Politique culturelle de la Ville de Paris

Intervention de Patrick BLOCHE,
Président du Groupe socialiste
et radical de gauche

Monsieur le Maire,
mes chers collègues,

S’il y a bien un domaine où l’alternance du printemps 2001 doit imprimer tout particulièrement sa marque tout au long de la présente mandature, c’est bien celui de la Culture. Vous avez souhaité, Monsieur le Maire, en faire une priorité de la politique municipale et – à cette fin – vous avez pris des engagements financiers qui ont déjà trouvé leur traduction puisque le budget de la culture pour 2003 est en augmentation de 12% par rapport à celui de 2000.

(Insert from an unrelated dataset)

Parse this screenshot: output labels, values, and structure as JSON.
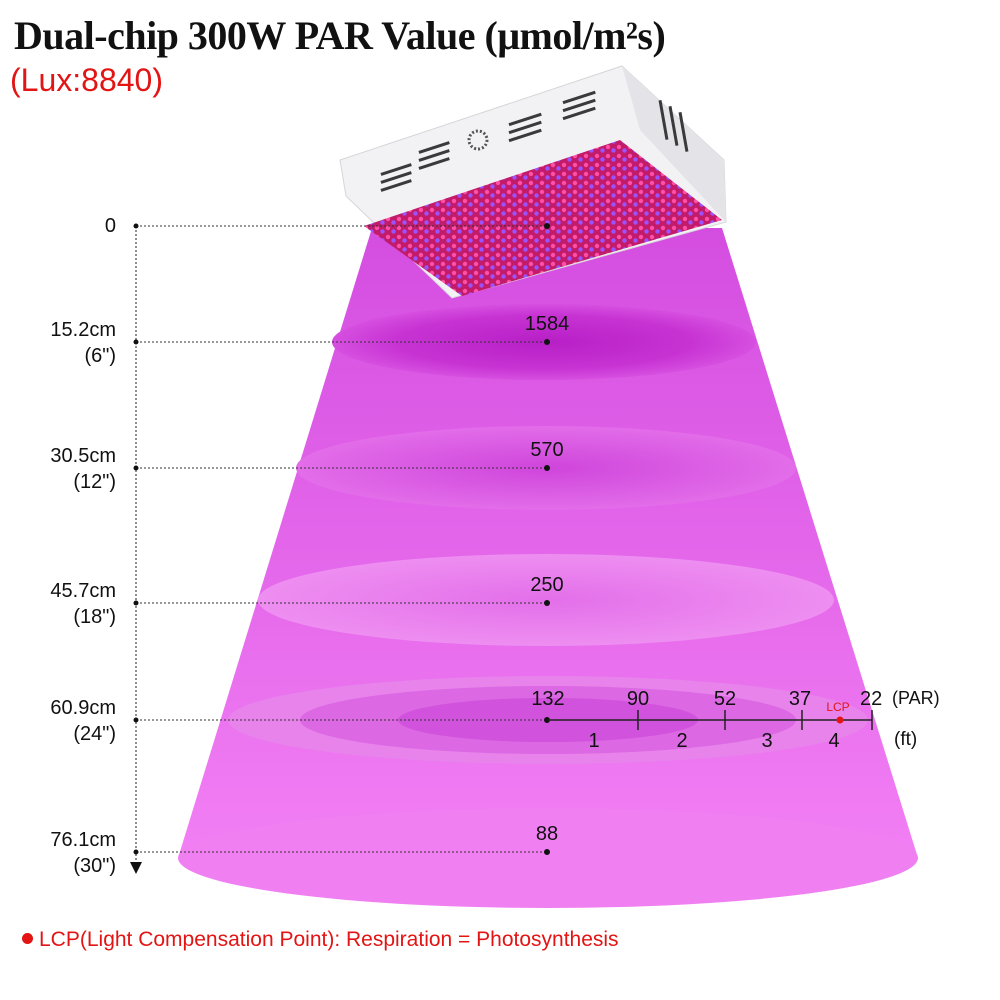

La rupture avec la gestion passée est déjà sensible. Pour cela, il fallait créer de nouveaux équilibres et c’est la mission que vous avez confiée à vos deux adjoints Christophe Girard et Sandrine Mazetier dont le groupe socialiste et radical de gauche tient à saluer l’action. Repenser pour refonder, tel est donc leur mandat. Tel est aussi le nouveau mandat de la direction des affaires culturelles.

Une nouvelle politique culturelle parisienne doit se faire à plusieurs niveaux.


Le premier, le plus classique et reconnu par tous, est celui de la mémoire collective et patrimoniale. Les  » œuvres capitales de l’humanité « , disait Malraux.


Mais le syndrome patrimonial frappe vite et fort. La tentation est grande de tout garder, de ne rien détruire sauf quand cela concerne le 20ème siècle, de tout conserver dans l’état que l’on juge  » originel « . Même si cet état originel peine à être défini. Il faudrait ainsi, selon certains, retrouver les impacts de balles sur la façade de l’Eglise Saint-Roch en souvenir de la répression du mouvement royaliste du 13 Vendémiaire An III, car sa restauration les a, par négligence, rebouchés !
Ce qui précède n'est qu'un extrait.